The Sparks did not expect South Carolina guard Ta'niya Latson to be there in the second round of the WNBA draft on Monday. By then, six UCLA players had already gone off the board among the first 18 picks, and Los Angeles had to wait until No. 20 in the second round for its first selection.
That left the Sparks with little room to answer one of the sharpest questions in their 30th season: how to build a roster that can end a five-year playoff drought when the draft does not give them much to work with. Los Angeles had traded away its first-round pick two years earlier for the rights to draft Rickea Jackson, then recently sent Jackson to Chicago for Ariel Atkins.

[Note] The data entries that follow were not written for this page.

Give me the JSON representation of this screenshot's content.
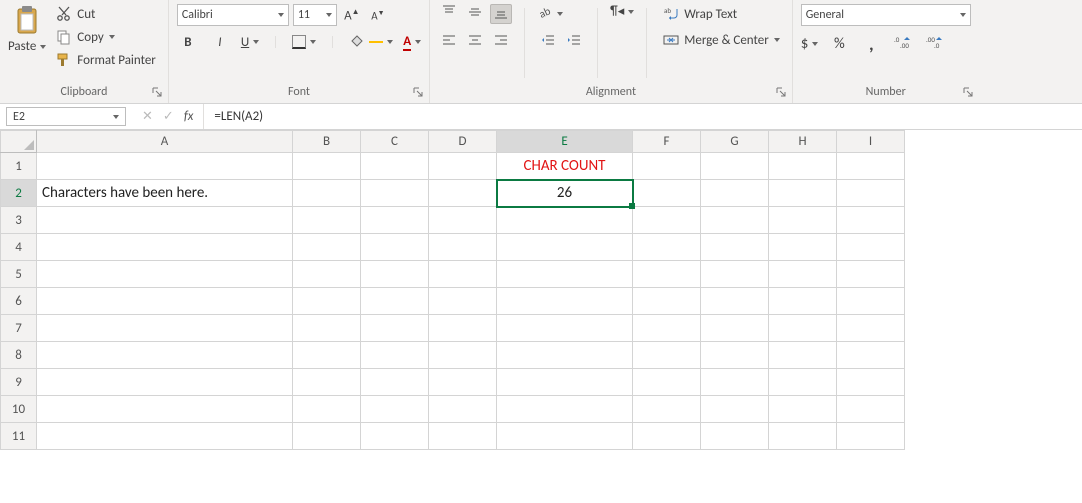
{
  "ribbon": {
    "clipboard": {
      "paste_label": "Paste",
      "cut_label": "Cut",
      "copy_label": "Copy",
      "format_painter_label": "Format Painter",
      "group_label": "Clipboard"
    },
    "font": {
      "font_name": "Calibri",
      "font_size": "11",
      "bold": "B",
      "italic": "I",
      "underline": "U",
      "group_label": "Font"
    },
    "alignment": {
      "wrap_text_label": "Wrap Text",
      "merge_center_label": "Merge & Center",
      "group_label": "Alignment"
    },
    "number": {
      "format_name": "General",
      "currency": "$",
      "percent": "%",
      "comma": ",",
      "inc_dec": ".0",
      "group_label": "Number"
    }
  },
  "formula_bar": {
    "name_box": "E2",
    "fx": "fx",
    "formula": "=LEN(A2)"
  },
  "grid": {
    "columns": [
      "A",
      "B",
      "C",
      "D",
      "E",
      "F",
      "G",
      "H",
      "I"
    ],
    "rows": [
      "1",
      "2",
      "3",
      "4",
      "5",
      "6",
      "7",
      "8",
      "9",
      "10",
      "11"
    ],
    "cells": {
      "E1": "CHAR COUNT",
      "A2": "Characters have been here.",
      "E2": "26"
    },
    "selected_cell": "E2"
  },
  "chart_data": null
}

The moves say plenty about where the Sparks are. They are one of the league’s founding franchises, but they entered Monday unable to make much of a dent in the free-agent market and short on decent draft capital. The roster now leans on two returning starters, Kelsey Plum and Dearica Hamby, while also bringing back Nneka Ogwumike, who played for Seattle last year and will be 36 during the season, and Erica Wheeler, who has played for three teams in the last four years and will be 35 during the season. Atkins arrives with a championship on her résumé from seven years ago with the Washington Mystics.
Latson was not the only player the Sparks could have looked at, but she was the one they did not expect to fall. Described as a strong shooter who can also defend, she would have fit a team that needs playable help without much margin for error. Cameron Brink is the only current Sparks player left from five years of lottery missteps, a reminder that the club has spent too long trying to patch holes instead of shaping a stable core.
The tension for Los Angeles is plain. It has improved its top end, but it still must survive one more season before getting a shot at JuJu Watkins, and it opens the season on May 10 by hosting defending champion Las Vegas. For now, the Sparks are trying to turn a roster built through detours into one that can finally point in one direction.